To summarize, if either of the switches 70,75 malfunctions or is defective when the cam gear and the ice making container have rotated maximally or returned to their horizontal position, the inventive ice maker can complete the ice making mode without error to thereby prevent the motor, the ice making container and the other components from being damaged.
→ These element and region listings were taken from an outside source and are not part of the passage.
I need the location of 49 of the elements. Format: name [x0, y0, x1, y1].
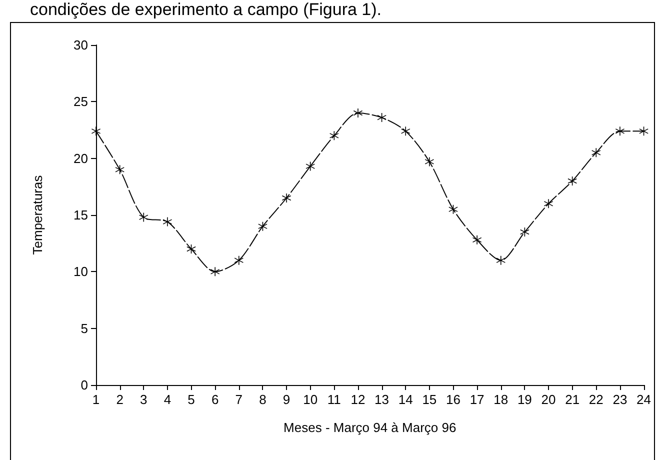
- x-tick-label: 10: [303, 392, 318, 407]
- y-tick-label: 0: [80, 378, 88, 392]
- x-tick-label: 21: [565, 392, 580, 407]
- point: [401, 126, 410, 136]
- point: [234, 256, 244, 265]
- x-axis-title: Meses - Março 94 à Março 96: [284, 420, 456, 435]
- x-tick-label: 8: [259, 392, 266, 407]
- text: condições de experimento a campo (Figura 1).: [30, 0, 382, 20]
- x-tick-label: 20: [541, 392, 556, 407]
- point: [210, 267, 220, 276]
- y-tick-label: 5: [80, 320, 88, 336]
- point: [592, 148, 601, 158]
- y-tick-label: 30: [74, 38, 88, 52]
- x-tick-label: 17: [470, 392, 484, 407]
- x-tick-label: 9: [282, 392, 290, 407]
- point: [139, 212, 148, 222]
- point: [306, 162, 315, 171]
- point: [424, 157, 434, 166]
- point: [162, 217, 172, 226]
- x-tick-label: 18: [494, 392, 508, 407]
- x-tick-label: 15: [422, 392, 437, 407]
- x-tick-label: 6: [211, 392, 219, 407]
- x-tick-label: 14: [398, 392, 413, 407]
- x-tick-label: 2: [116, 392, 124, 407]
- x-tick-label: 4: [164, 392, 172, 407]
- point: [353, 108, 362, 118]
- x-tick-label: 5: [188, 392, 195, 407]
- y-tick-label: 15: [74, 208, 88, 222]
- y-tick-label: 20: [74, 150, 88, 166]
- point: [544, 199, 554, 208]
- x-tick-label: 23: [612, 392, 628, 407]
- x-tick-label: 16: [446, 392, 460, 407]
- x-tick-label: 13: [374, 392, 390, 407]
- x-tick-label: 19: [517, 392, 532, 407]
- x-tick-label: 7: [235, 392, 243, 407]
- x-tick-label: 3: [140, 392, 148, 407]
- point: [282, 194, 292, 202]
- point: [472, 235, 482, 244]
- point: [615, 126, 624, 136]
- x-tick-label: 24: [636, 392, 652, 407]
- x-tick-label: 11: [327, 392, 341, 407]
- x-tick-label: 22: [588, 392, 604, 407]
- point: [92, 126, 100, 136]
- y-tick-label: 10: [74, 264, 88, 280]
- point: [496, 256, 506, 265]
- x-tick-label: 12: [350, 392, 366, 407]
- x-tick-label: 1: [92, 392, 100, 407]
- y-axis-title: Temperaturas: [30, 174, 45, 255]
- y-tick-label: 25: [74, 94, 88, 110]
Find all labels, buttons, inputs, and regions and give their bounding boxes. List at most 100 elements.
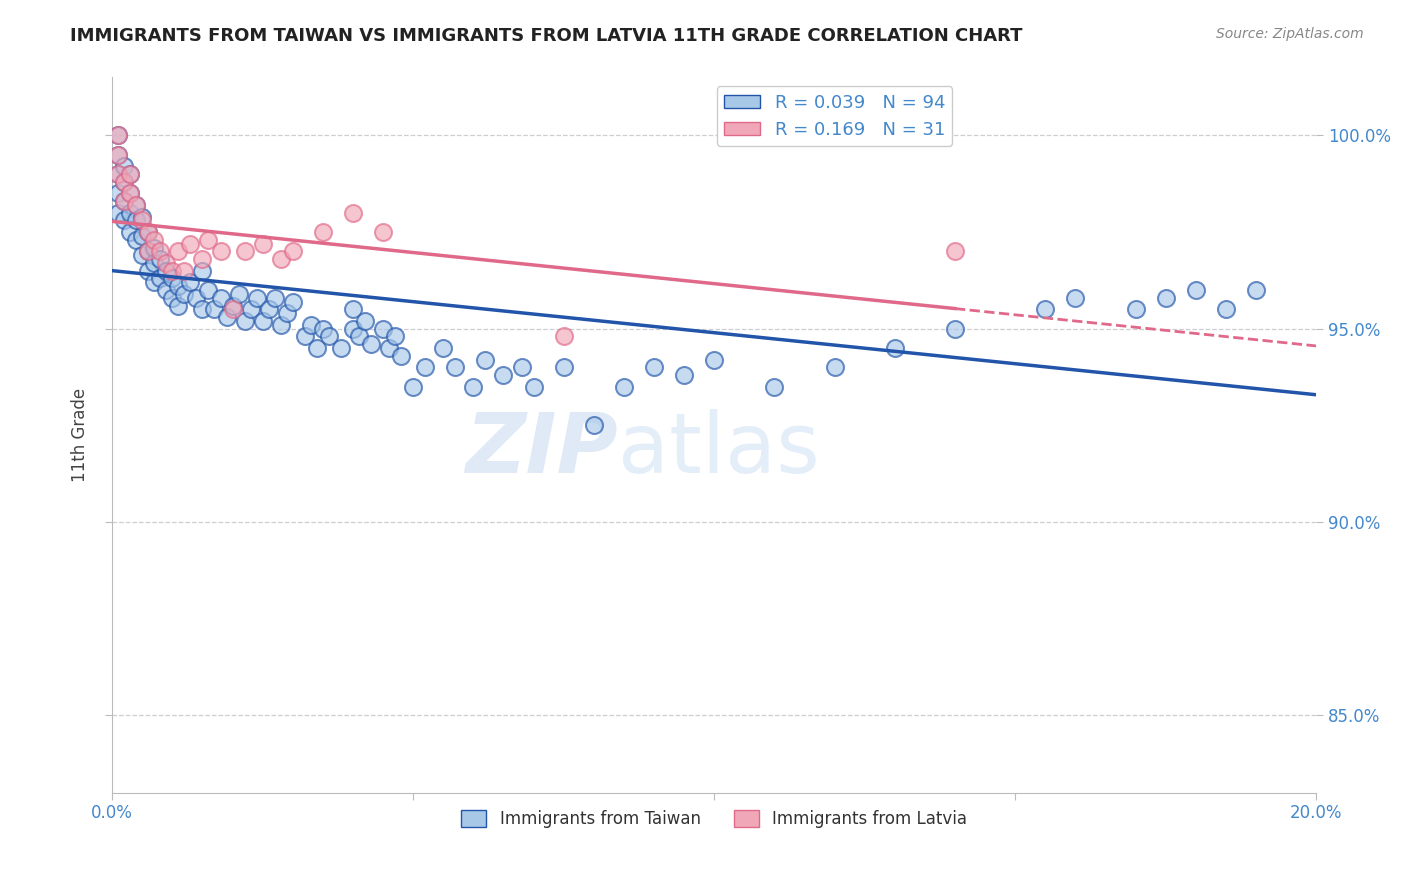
Point [384,329,406,343]
Text: ZIP: ZIP [465,409,617,490]
Point [463,380,485,394]
Point [378,341,401,355]
Point [131,229,153,244]
Text: Source: ZipAtlas.com: Source: ZipAtlas.com [1216,27,1364,41]
Point [824,360,846,375]
Point [492,368,515,383]
Point [112,160,135,174]
Point [444,360,467,375]
Point [413,360,436,375]
Y-axis label: 11th Grade: 11th Grade [72,388,89,482]
Point [155,256,177,270]
Text: atlas: atlas [617,409,820,490]
Point [197,283,219,297]
Point [179,236,201,251]
Point [553,360,575,375]
Point [191,264,214,278]
Point [143,233,166,247]
Point [252,236,274,251]
Point [107,147,129,161]
Point [510,360,533,375]
Point [1064,291,1087,305]
Point [215,310,238,325]
Point [131,210,153,224]
Point [197,233,219,247]
Point [173,264,195,278]
Point [186,291,208,305]
Point [246,291,269,305]
Point [162,291,184,305]
Point [360,337,382,351]
Point [673,368,696,383]
Point [329,341,352,355]
Point [131,213,153,227]
Point [553,329,575,343]
Point [204,302,226,317]
Point [120,225,142,239]
Point [136,264,159,278]
Point [239,302,262,317]
Point [107,167,129,181]
Point [125,198,148,212]
Point [643,360,665,375]
Point [112,194,135,209]
Point [209,244,232,259]
Point [257,302,280,317]
Point [221,302,243,317]
Point [354,314,377,328]
Point [179,276,201,290]
Point [107,206,129,220]
Point [221,299,243,313]
Point [318,329,340,343]
Point [149,271,172,285]
Point [299,318,322,332]
Point [112,175,135,189]
Point [120,206,142,220]
Point [276,306,298,320]
Point [155,264,177,278]
Point [112,175,135,189]
Point [281,294,304,309]
Point [1125,302,1147,317]
Point [402,380,425,394]
Point [107,186,129,201]
Point [474,352,496,367]
Text: IMMIGRANTS FROM TAIWAN VS IMMIGRANTS FROM LATVIA 11TH GRADE CORRELATION CHART: IMMIGRANTS FROM TAIWAN VS IMMIGRANTS FRO… [70,27,1022,45]
Point [1244,283,1267,297]
Legend: Immigrants from Taiwan, Immigrants from Latvia: Immigrants from Taiwan, Immigrants from … [454,803,974,834]
Point [120,167,142,181]
Point [136,225,159,239]
Point [191,302,214,317]
Point [125,233,148,247]
Point [120,167,142,181]
Point [136,225,159,239]
Point [191,252,214,267]
Point [155,283,177,297]
Point [347,329,370,343]
Point [162,264,184,278]
Point [228,287,250,301]
Point [120,186,142,201]
Point [107,128,129,143]
Point [943,244,966,259]
Point [233,314,256,328]
Point [167,299,190,313]
Point [125,198,148,212]
Point [305,341,328,355]
Point [149,252,172,267]
Point [233,244,256,259]
Point [342,206,364,220]
Point [270,318,292,332]
Point [107,147,129,161]
Point [209,291,232,305]
Point [107,167,129,181]
Point [389,349,412,363]
Point [112,194,135,209]
Point [162,271,184,285]
Point [143,256,166,270]
Point [281,244,304,259]
Point [252,314,274,328]
Point [582,418,605,433]
Point [136,244,159,259]
Point [883,341,905,355]
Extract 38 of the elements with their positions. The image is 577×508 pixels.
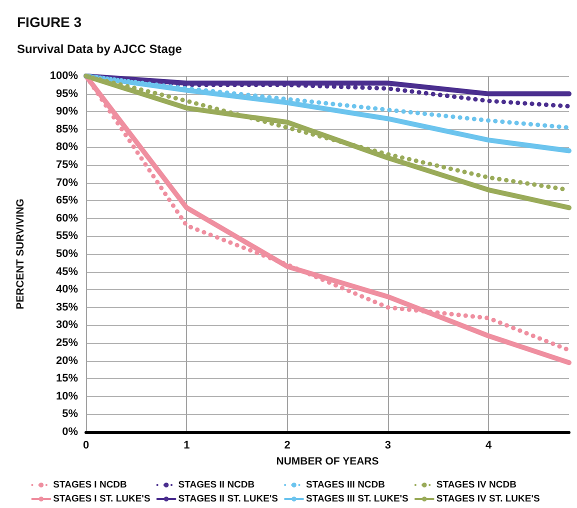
y-tick-label: 50% <box>56 248 78 260</box>
legend-label: STAGES II ST. LUKE'S <box>178 494 278 504</box>
chart-title: FIGURE 3 <box>17 14 82 30</box>
legend-label: STAGES III NCDB <box>306 480 386 490</box>
y-tick-label: 10% <box>56 390 78 402</box>
y-tick-label: 100% <box>50 70 78 82</box>
y-tick-label: 55% <box>56 230 78 242</box>
y-tick-label: 90% <box>56 106 78 118</box>
legend-label: STAGES IV NCDB <box>436 480 517 490</box>
y-tick-label: 15% <box>56 372 78 385</box>
y-tick-label: 85% <box>56 123 78 136</box>
y-tick-label: 25% <box>56 337 78 349</box>
y-tick-label: 20% <box>56 354 78 367</box>
legend-label: STAGES III ST. LUKE'S <box>306 494 408 504</box>
y-tick-label: 95% <box>56 88 78 100</box>
legend-label: STAGES II NCDB <box>178 480 255 490</box>
legend-label: STAGES IV ST. LUKE'S <box>436 494 540 504</box>
y-tick-label: 35% <box>56 301 78 314</box>
y-tick-label: 5% <box>62 408 78 420</box>
x-tick-label: 4 <box>485 440 492 452</box>
x-tick-label: 3 <box>384 440 391 452</box>
x-axis-title: NUMBER OF YEARS <box>276 455 379 468</box>
y-tick-label: 70% <box>56 176 78 189</box>
x-tick-label: 0 <box>82 440 90 452</box>
y-tick-label: 65% <box>56 194 78 207</box>
y-tick-label: 0% <box>62 426 78 438</box>
y-tick-label: 80% <box>56 141 78 154</box>
y-axis-title: PERCENT SURVIVING <box>14 198 26 310</box>
chart-subtitle: Survival Data by AJCC Stage <box>17 42 182 56</box>
y-tick-label: 45% <box>56 266 78 278</box>
y-tick-label: 40% <box>56 284 78 296</box>
x-tick-label: 2 <box>284 440 290 452</box>
x-tick-label: 1 <box>184 440 190 452</box>
legend-label: STAGES I ST. LUKE'S <box>53 494 150 504</box>
y-tick-label: 60% <box>56 212 78 224</box>
y-tick-label: 75% <box>56 159 78 171</box>
y-tick-label: 30% <box>56 319 78 332</box>
legend-label: STAGES I NCDB <box>53 480 128 490</box>
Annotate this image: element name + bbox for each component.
Therefore, the present invention can extend the ice maker's life span and enhance its reliability.

Claims

1. An automatic ice maker adapted for use in a refrigerator, comprising:

an ice container rotatable about an axis;

a motor;

a drive transmission mechanism interconnecting the motor and the container for rotating the container between an ice-making upright position and an ice-discharging inverted position;

a reservoir disposed below the container for receiving ice discharged therefrom;

a cam structure operably connected to the drive transmission mechanism to be rotated thereby during rotation of the container;

a switch arrangement operable by the cam structure to indicate a position of the container;

a controller operably connected to the motor and switch arrangement to shut off the motor when the container is in a desired one of its upright and inverted positions;

first and second stationary stop surfaces located for stopping the rotation of the container independently of the controller to prevent the container from rotating a substantial distance past the inverted and upright positions respectively; and

third and fourth movable stop surfaces engageable with the first and second stop surfaces, respectively, the third and fourth movable stop surfaces connected to the drive transmission mechanism for movement therewith to terminate a transmission of a driving force to the container in response to engagement of either of the third and fourth stop surfaces with the first and second stationary stop surfaces, respectively.

2. The automatic ice maker according to claim 1 wherein the motor is connected to the controller to deliver thereto an overload condition when the stop structure stops the rotation of the container, to enable the controller to shut off the motor.

3. The automatic ice maker according to claim 1 wherein the cam structure includes a cam wheel driven by the motor and having first and second cams fixed thereon; the switch arrangement comprising first and second switches positioned to be operated by the first and second cams, respectively, the cam wheel carrying the third and fourth stop surfaces.

4. The automatic ice maker according to claim 1 further including a sensor for determining whether the reservoir is full and for actuating the second switch in response to sensing a reservoir-full condition, independently of the cam structure.

5. The automatic ice maker according to claim 1 wherein the drive transmission mechanism includes at least one gear, the third and fourth stop surfaces being formed on the gear.